On the other hand, it has also been suggested that because it is biocompatible, it can be widely used for critical surgical materials [200]; however, certain reports have revealed that this polymer can cause acute and chronic inflammation [15,201].

It remains to study these inflammatory processes and the various responses that PHA produces in vivo. For this reason, we propose that PHA be used more in industrial processes than in medical devices, where the product comes into direct contact with the interior of the patient or their critical fluids, such as blood. This is while continuing to study forms of PHA extraction that allow high purity levels and the copolymers generate the least possible effect in the body due to their degradation processes.

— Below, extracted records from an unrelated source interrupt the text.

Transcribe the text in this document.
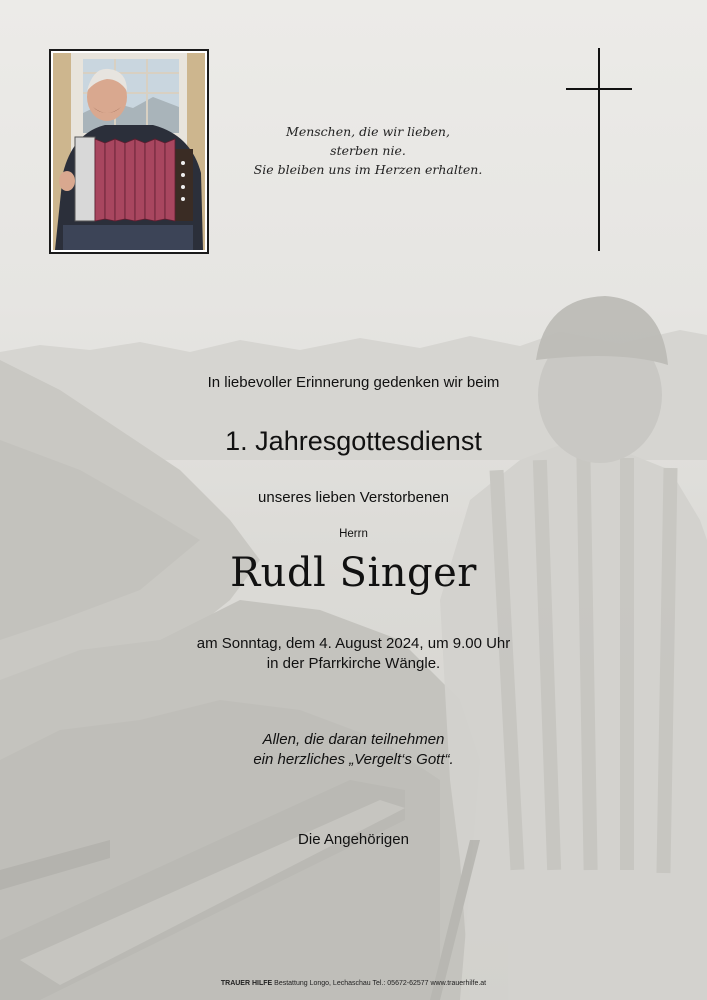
Menschen, die wir lieben,
sterben nie.
Sie bleiben uns im Herzen erhalten.
In liebevoller Erinnerung gedenken wir beim
1. Jahresgottesdienst
unseres lieben Verstorbenen
Herrn
Rudl Singer
am Sonntag, dem 4. August 2024, um 9.00 Uhr
in der Pfarrkirche Wängle.
Allen, die daran teilnehmen
ein herzliches „Vergelt‘s Gott“.
Die Angehörigen
TRAUER HILFE Bestattung Longo, Lechaschau Tel.: 05672-62577 www.trauerhilfe.at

Summarizing, the present and future of PHA are promising. Despite its production costs still being higher than petroleum-based plastics, the versatility given by gene engineering and bacterial production allows for greater PHA yields and the ability to change and functionalize monomers and polymers to control the mechanical, thermal, and rheological properties according to the monomer, allow researchers to find novel uses and stimulate the research on this interesting family of polymers in industry.